The alternate biography
I’ve never felt like a part of the ballet world. I love ballet. I love watching ballet, I love working with ballet dancers, but I’ve never felt welcomed into the ballet world. I never danced for Disney, so I never felt like a part of the Orange County dance scene (but I did dance for Ballet Pacifica). I never enjoyed taking classes in Santa Monica (parking was never fun), so no one in that scene knew who I was. I came up too late to take with Stanley and the other big LA spots…(did I mention how I need good parking?).
So, I’ve had feelings of otherness in my work life and personal life for a long time. The ballet world can do that to you, even if it doesn’t mean to. I’m not a statuesque man, so just getting an audition for some companies was a challenge.
There were things along the way that exacerbated feelings of otherness. When I started, I was the only boy in my class. Among the students at my school, there was lots of encouragement. Among the girls in my class (many of whom I was much older than), I was an interloper, and they made it known from time to time.
As I started my career as a choreographer, those feelings of otherness continued. I was told I wasn’t contemporary enough. I wasn’t this enough, that enough. KWDP seems to exist in the same void I did as a dancer. Not Orange County enough, not LA enough.
All this, on top of being observed through the lens of the otherness of my ethnicity and presenting as white but never feeling white. Not having the language or the cultural reference points of many who consider themselves authentically Mexican, Mexican-American, or, heavens to Betsy, Chicano. Wanting to be Chicano, but never being Chicano enough.
I teach a lot of students of color these days. Most didn’t have the privilege of having the money for classes at a private studio or families that supported their artistic inclinations. Most of the time, I’m pretty happy showing them a face that isn’t an explicitly old white lady. I often get the question (especially when I slip in a Spanish phrase or two), “What are you?” What I am is my identity; I’m no longer letting others define what I am and whether I’m enough of anything for them.

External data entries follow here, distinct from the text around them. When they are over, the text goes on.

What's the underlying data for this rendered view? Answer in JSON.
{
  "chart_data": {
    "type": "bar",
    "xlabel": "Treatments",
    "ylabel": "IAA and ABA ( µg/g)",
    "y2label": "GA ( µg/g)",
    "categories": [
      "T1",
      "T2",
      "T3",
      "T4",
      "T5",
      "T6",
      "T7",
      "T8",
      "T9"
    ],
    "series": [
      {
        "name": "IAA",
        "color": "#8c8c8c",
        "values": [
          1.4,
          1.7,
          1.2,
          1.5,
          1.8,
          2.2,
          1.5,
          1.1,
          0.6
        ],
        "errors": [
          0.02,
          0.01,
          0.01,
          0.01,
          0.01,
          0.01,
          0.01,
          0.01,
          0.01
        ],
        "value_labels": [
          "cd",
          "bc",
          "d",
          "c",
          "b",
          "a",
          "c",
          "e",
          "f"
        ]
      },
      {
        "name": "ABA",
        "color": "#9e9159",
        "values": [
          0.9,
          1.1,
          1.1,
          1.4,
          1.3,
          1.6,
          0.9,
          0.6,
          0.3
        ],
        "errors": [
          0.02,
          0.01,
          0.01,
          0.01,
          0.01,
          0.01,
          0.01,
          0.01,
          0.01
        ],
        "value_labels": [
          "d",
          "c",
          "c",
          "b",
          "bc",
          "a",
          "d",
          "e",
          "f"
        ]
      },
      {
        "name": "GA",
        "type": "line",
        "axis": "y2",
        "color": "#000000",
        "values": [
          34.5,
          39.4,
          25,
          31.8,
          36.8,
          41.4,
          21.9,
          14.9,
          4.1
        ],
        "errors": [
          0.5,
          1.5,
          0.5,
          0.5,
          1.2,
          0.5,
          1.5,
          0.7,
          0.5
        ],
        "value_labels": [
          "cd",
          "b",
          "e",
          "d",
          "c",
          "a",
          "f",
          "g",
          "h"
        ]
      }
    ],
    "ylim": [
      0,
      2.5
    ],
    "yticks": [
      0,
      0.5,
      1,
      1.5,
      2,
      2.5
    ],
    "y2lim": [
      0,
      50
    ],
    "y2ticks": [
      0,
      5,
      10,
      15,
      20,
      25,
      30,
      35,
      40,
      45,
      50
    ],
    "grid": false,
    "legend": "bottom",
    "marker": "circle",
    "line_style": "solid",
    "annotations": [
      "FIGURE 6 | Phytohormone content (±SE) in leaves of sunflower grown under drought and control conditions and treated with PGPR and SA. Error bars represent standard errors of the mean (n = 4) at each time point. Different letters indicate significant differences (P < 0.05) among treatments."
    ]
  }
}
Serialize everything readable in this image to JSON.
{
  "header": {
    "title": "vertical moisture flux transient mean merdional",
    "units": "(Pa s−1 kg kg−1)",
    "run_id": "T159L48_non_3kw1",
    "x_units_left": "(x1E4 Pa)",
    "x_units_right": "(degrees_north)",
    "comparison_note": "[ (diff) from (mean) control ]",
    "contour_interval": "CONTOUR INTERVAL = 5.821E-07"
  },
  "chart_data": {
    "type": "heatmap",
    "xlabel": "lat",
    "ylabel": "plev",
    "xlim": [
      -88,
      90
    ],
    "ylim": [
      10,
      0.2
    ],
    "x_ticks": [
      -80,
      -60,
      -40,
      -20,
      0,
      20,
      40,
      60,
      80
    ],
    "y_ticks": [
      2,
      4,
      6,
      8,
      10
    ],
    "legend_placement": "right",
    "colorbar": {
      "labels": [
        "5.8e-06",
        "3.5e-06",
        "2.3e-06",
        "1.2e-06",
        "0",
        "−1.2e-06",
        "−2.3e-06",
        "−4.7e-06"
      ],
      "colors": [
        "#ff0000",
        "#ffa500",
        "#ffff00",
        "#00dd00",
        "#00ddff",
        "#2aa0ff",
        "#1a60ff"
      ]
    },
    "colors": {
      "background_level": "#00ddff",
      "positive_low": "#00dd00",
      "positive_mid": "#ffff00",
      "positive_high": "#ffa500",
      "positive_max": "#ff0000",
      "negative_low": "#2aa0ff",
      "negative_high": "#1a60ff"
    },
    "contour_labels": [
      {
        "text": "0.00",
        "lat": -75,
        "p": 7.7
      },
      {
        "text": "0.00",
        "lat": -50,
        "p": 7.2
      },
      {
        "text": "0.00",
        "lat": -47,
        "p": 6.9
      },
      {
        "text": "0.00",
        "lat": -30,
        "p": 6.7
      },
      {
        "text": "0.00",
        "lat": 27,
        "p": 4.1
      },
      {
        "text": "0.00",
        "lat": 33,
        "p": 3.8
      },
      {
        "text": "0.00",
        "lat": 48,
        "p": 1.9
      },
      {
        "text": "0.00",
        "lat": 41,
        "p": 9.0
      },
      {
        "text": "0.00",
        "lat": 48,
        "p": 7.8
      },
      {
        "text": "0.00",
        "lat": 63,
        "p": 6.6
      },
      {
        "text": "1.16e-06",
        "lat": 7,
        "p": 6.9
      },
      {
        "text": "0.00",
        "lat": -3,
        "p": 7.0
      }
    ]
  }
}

Pocho, Chicano, surf bum who can’t surf. I am those things. I am also a ballet artist who is deeply invested in helping people understand the science and art of ballet. I do my best to make all feel welcome, and my most significant achievement as an instructor is not the students that I see in professional companies (although that is pretty badass); my favorite achievement as a teacher is the following quote, “Thank you for helping me not hate ballet.” This is on top of my work as a choreographer, coach, ballet master, and more.